Today’s featured recipe is my version of the Asian layered salad that’s been making the rounds on Facebook. The original bigger and flashier recipe came from a website called A Spicy Perspective. My version, adjusted so the two of us wouldn’t get tired of salad before finishing it and without a tall glass bowl to show off the layers, was a hit. With baguette on the side and fresh peaches for dessert, it was the centerpiece of a perfect summer meal.

It didn’t quite win the coveted Hiram seal of approval, a fact I blame on the radishes. They gave the salad a slightly bitter taste that didn’t mesh with the other Asian flavors. So next time, I’ll replace them with sweet peppers and sprinkle some cilantro on top for good measure. Yum!

Crunchy Asian Salad

Salad ingredients:

4 cups chopped romaine lettuce
1cup shredded carrots
3/4 cup miniature sweet peppers, sliced in rings
1 pound grilled chicken, chopped
3/4 cup snow peas, chopped
1/2 cup sliced onion (red if you’re going for pretty)
1/2 cup green onions
1/4 cup chopped cilantro
1/2 cup toasted sliced or blanched almonds
3/4 cup crispy Chinese noodles

Dressing ingredients:

1 1/2 tablespoons sesame oil
1 1/2 tablespoons rice vinegar
2 tablespoons soy sauce
1 tablespoon honey
1 1/2 teaspoons sesame seeds
1 teaspoon fresh, grated ginger
1/2 teaspoon dijon mustard

Directions:

Chop and slice all the ingredients for the salad.
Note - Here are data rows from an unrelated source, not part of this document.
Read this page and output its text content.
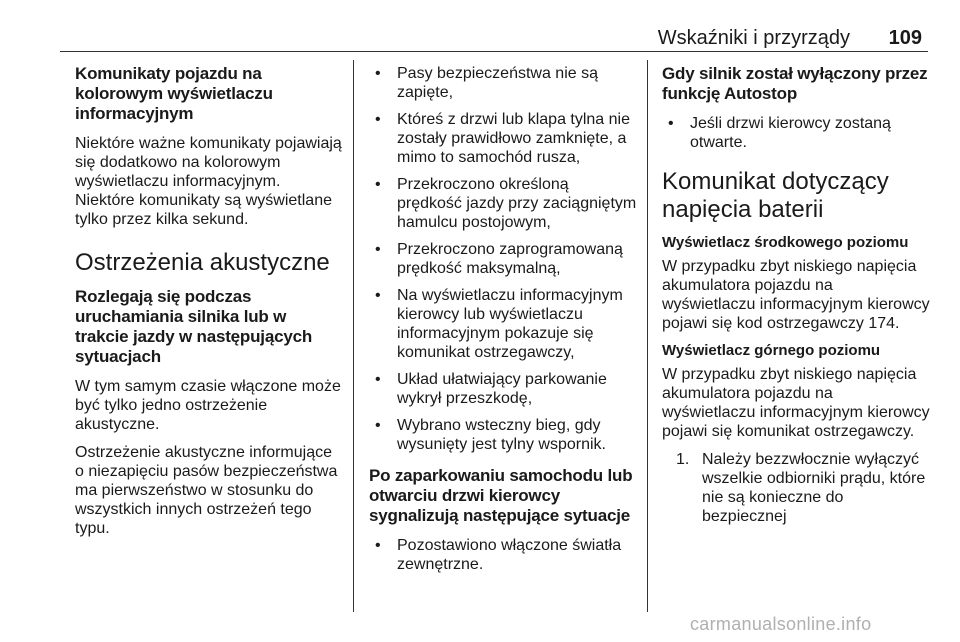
Wskaźniki i przyrządy 109
Komunikaty pojazdu na kolorowym wyświetlaczu informacyjnym

Niektóre ważne komunikaty pojawiają się dodatkowo na kolorowym wyświetlaczu informacyjnym. Niektóre komunikaty są wyświetlane tylko przez kilka sekund.

Ostrzeżenia akustyczne
Rozlegają się podczas uruchamiania silnika lub w trakcie jazdy w następujących sytuacjach

W tym samym czasie włączone może być tylko jedno ostrzeżenie akustyczne.

Ostrzeżenie akustyczne informujące o niezapięciu pasów bezpieczeństwa ma pierwszeństwo w stosunku do wszystkich innych ostrzeżeń tego typu.

• Pasy bezpieczeństwa nie są zapięte,
• Któreś z drzwi lub klapa tylna nie zostały prawidłowo zamknięte, a mimo to samochód rusza,
• Przekroczono określoną prędkość jazdy przy zaciągniętym hamulcu postojowym,
• Przekroczono zaprogramowaną prędkość maksymalną,
• Na wyświetlaczu informacyjnym kierowcy lub wyświetlaczu informacyjnym pokazuje się komunikat ostrzegawczy,
• Układ ułatwiający parkowanie wykrył przeszkodę,
• Wybrano wsteczny bieg, gdy wysunięty jest tylny wspornik.
Po zaparkowaniu samochodu lub otwarciu drzwi kierowcy sygnalizują następujące sytuacje
• Pozostawiono włączone światła zewnętrzne.
Gdy silnik został wyłączony przez funkcję Autostop
• Jeśli drzwi kierowcy zostaną otwarte.
Komunikat dotyczący napięcia baterii
Wyświetlacz środkowego poziomu

W przypadku zbyt niskiego napięcia akumulatora pojazdu na wyświetlaczu informacyjnym kierowcy pojawi się kod ostrzegawczy 174.

Wyświetlacz górnego poziomu

W przypadku zbyt niskiego napięcia akumulatora pojazdu na wyświetlaczu informacyjnym kierowcy pojawi się komunikat ostrzegawczy.

1. Należy bezzwłocznie wyłączyć wszelkie odbiorniki prądu, które nie są konieczne do bezpiecznej
carmanualsonline.info
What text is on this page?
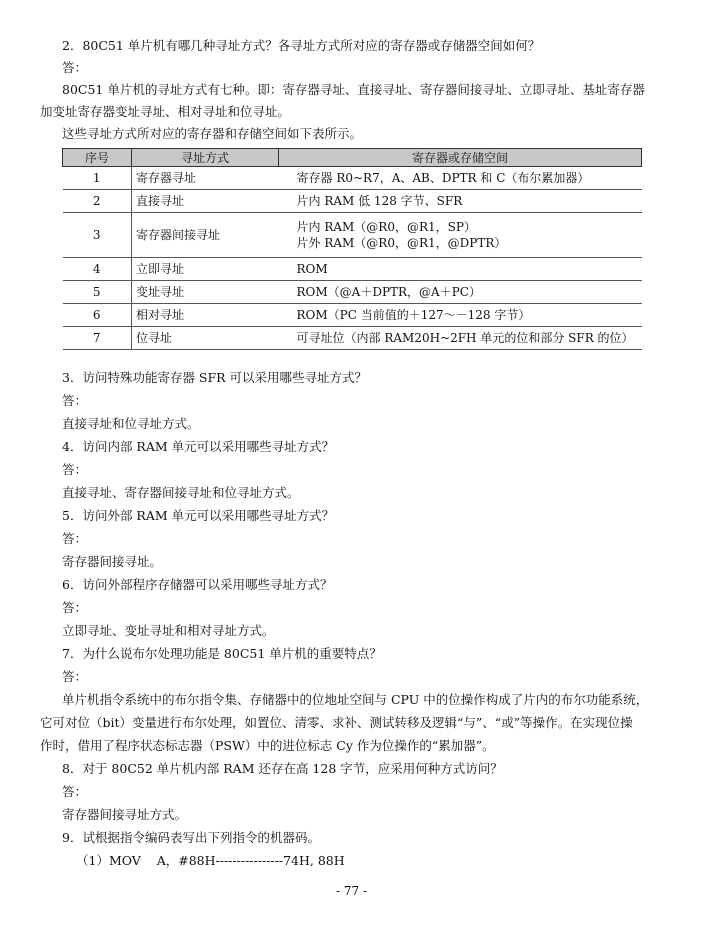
2．80C51 单片机有哪几种寻址方式？各寻址方式所对应的寄存器或存储器空间如何？
答：
80C51 单片机的寻址方式有七种。即：寄存器寻址、直接寻址、寄存器间接寻址、立即寻址、基址寄存器
加变址寄存器变址寻址、相对寻址和位寻址。
这些寻址方式所对应的寄存器和存储空间如下表所示。
序号	寻址方式	寄存器或存储空间
1	寄存器寻址	寄存器 R0~R7，A、AB、DPTR 和 C（布尔累加器）
2	直接寻址	片内 RAM 低 128 字节、SFR
3	寄存器间接寻址	片内 RAM（@R0，@R1，SP）
片外 RAM（@R0，@R1，@DPTR）

4	立即寻址	ROM
5	变址寻址	ROM（@A＋DPTR，@A＋PC）
6	相对寻址	ROM（PC 当前值的＋127～－128 字节）
7	位寻址	可寻址位（内部 RAM20H~2FH 单元的位和部分 SFR 的位）
3．访问特殊功能寄存器 SFR 可以采用哪些寻址方式？
答：
直接寻址和位寻址方式。
4．访问内部 RAM 单元可以采用哪些寻址方式？
答：
直接寻址、寄存器间接寻址和位寻址方式。
5．访问外部 RAM 单元可以采用哪些寻址方式？
答：
寄存器间接寻址。
6．访问外部程序存储器可以采用哪些寻址方式？
答：
立即寻址、变址寻址和相对寻址方式。
7．为什么说布尔处理功能是 80C51 单片机的重要特点？
答：
单片机指令系统中的布尔指令集、存储器中的位地址空间与 CPU 中的位操作构成了片内的布尔功能系统，
它可对位（bit）变量进行布尔处理，如置位、清零、求补、测试转移及逻辑“与”、“或”等操作。在实现位操
作时，借用了程序状态标志器（PSW）中的进位标志 Cy 作为位操作的“累加器”。
8．对于 80C52 单片机内部 RAM 还存在高 128 字节，应采用何种方式访问？
答：
寄存器间接寻址方式。
9．试根据指令编码表写出下列指令的机器码。
（1）MOV    A，#88H----------------74H, 88H
- 77 -
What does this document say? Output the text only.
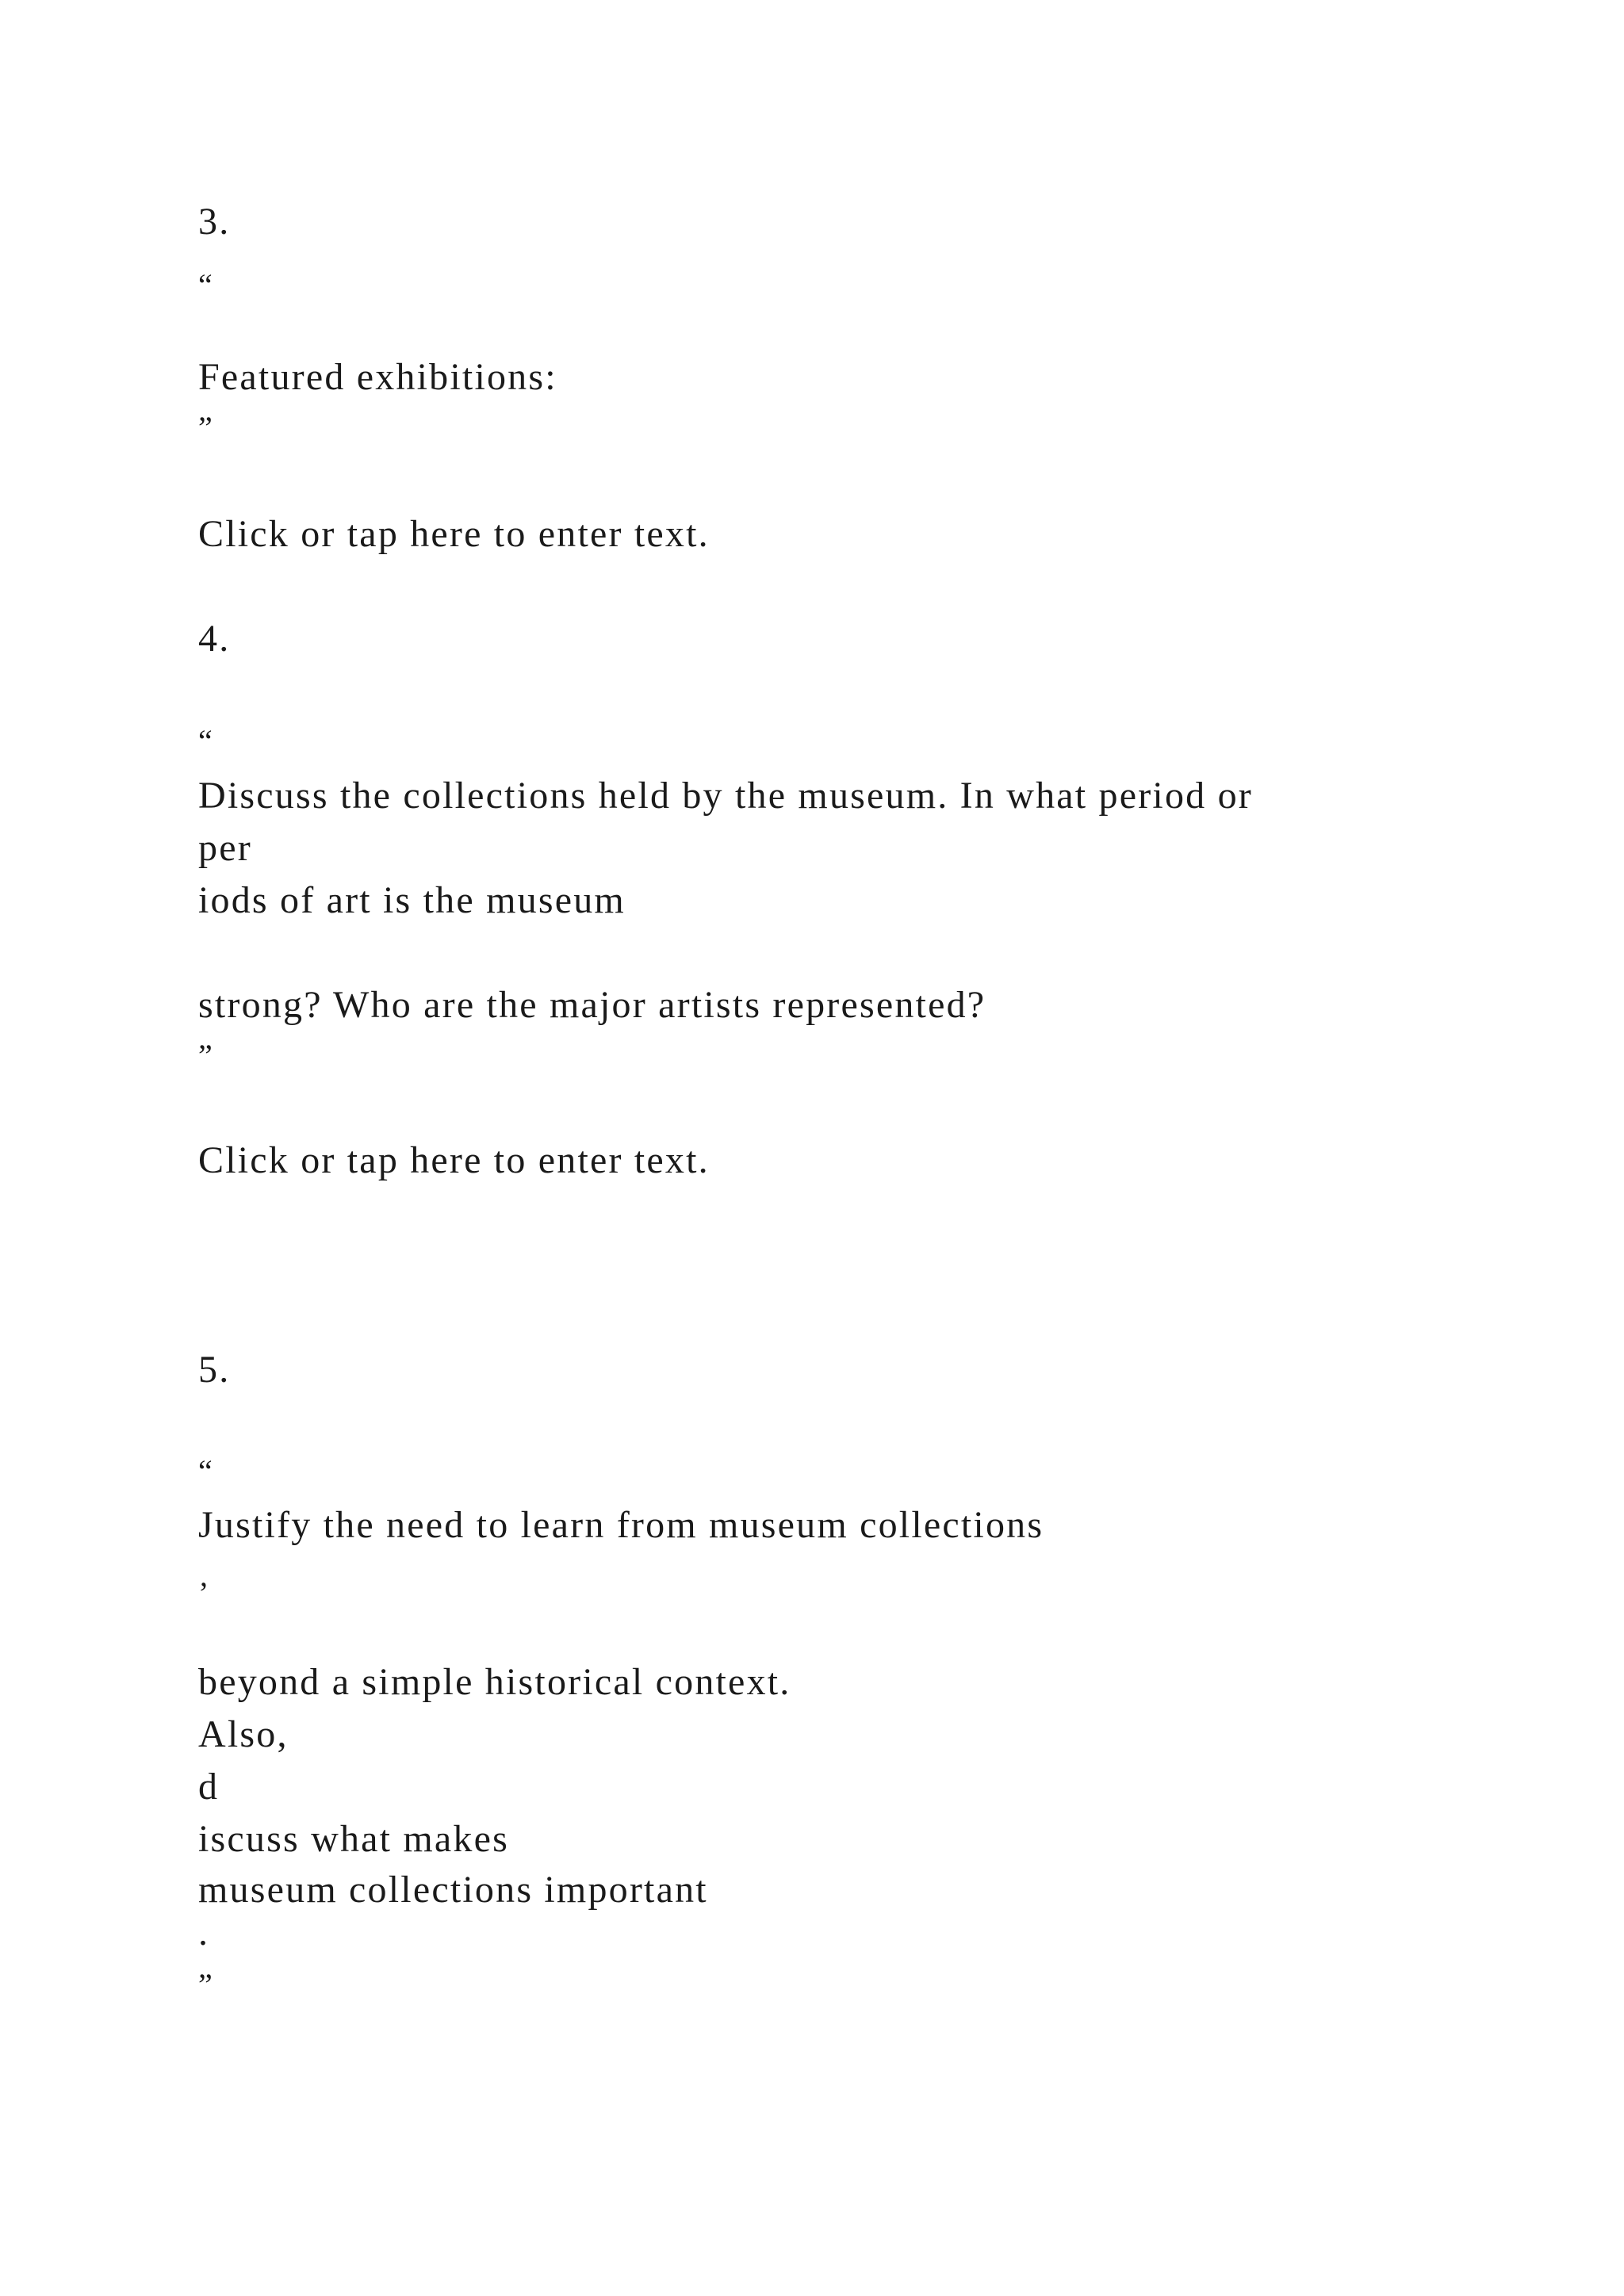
3.

“

Featured exhibitions:

”

Click or tap here to enter text.

4.

“

Discuss the collections held by the museum. In what period or

per

iods of art is the museum

strong? Who are the major artists represented?

”

Click or tap here to enter text.

5.

“

Justify the need to learn from museum collections

’

beyond a simple historical context.

Also,

d

iscuss what makes

museum collections important

.

”
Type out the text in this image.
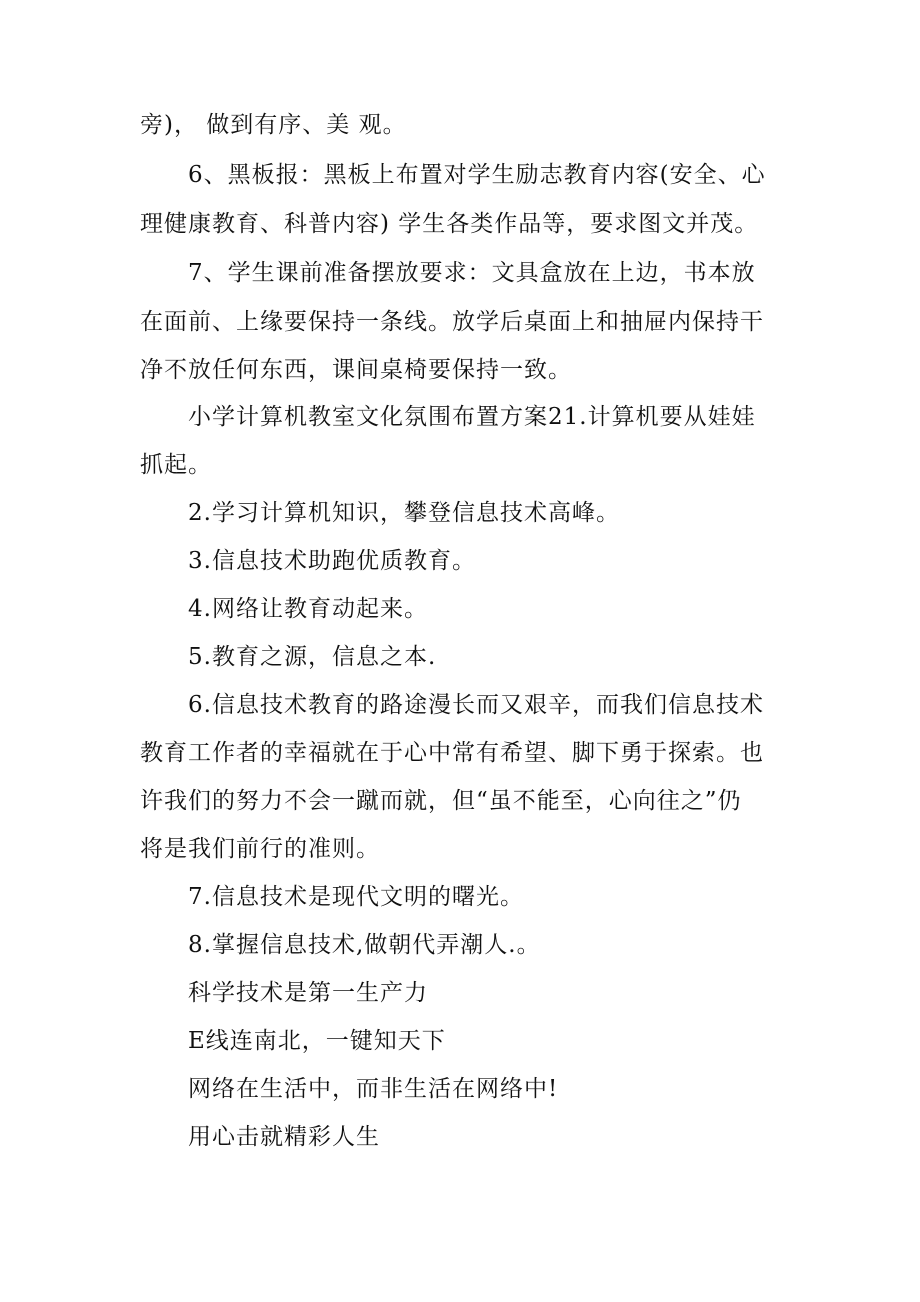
旁)， 做到有序、美 观。

6、黑板报：黑板上布置对学生励志教育内容(安全、心

理健康教育、科普内容) 学生各类作品等，要求图文并茂。

7、学生课前准备摆放要求：文具盒放在上边，书本放

在面前、上缘要保持一条线。放学后桌面上和抽屉内保持干

净不放任何东西，课间桌椅要保持一致。

小学计算机教室文化氛围布置方案21.计算机要从娃娃

抓起。

2.学习计算机知识，攀登信息技术高峰。

3.信息技术助跑优质教育。

4.网络让教育动起来。

5.教育之源，信息之本.

6.信息技术教育的路途漫长而又艰辛，而我们信息技术

教育工作者的幸福就在于心中常有希望、脚下勇于探索。也

许我们的努力不会一蹴而就，但“虽不能至，心向往之”仍

将是我们前行的准则。

7.信息技术是现代文明的曙光。

8.掌握信息技术,做朝代弄潮人.。

科学技术是第一生产力

E线连南北，一键知天下

网络在生活中，而非生活在网络中!

用心击就精彩人生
Layer the ingredients in a large glass bowl in this order:  romaine, carrots, sweet peppers, grilled chicken, snow peas, red onion, green onion, cilantro.

Place all the dressing ingredients in a small jar or gravy shaker. Cover the jar and shake to combine. Refrigerate until ready to serve.

Serve the salad. Diners can dress their own portions and sprinkle crispy noodles and almonds on top.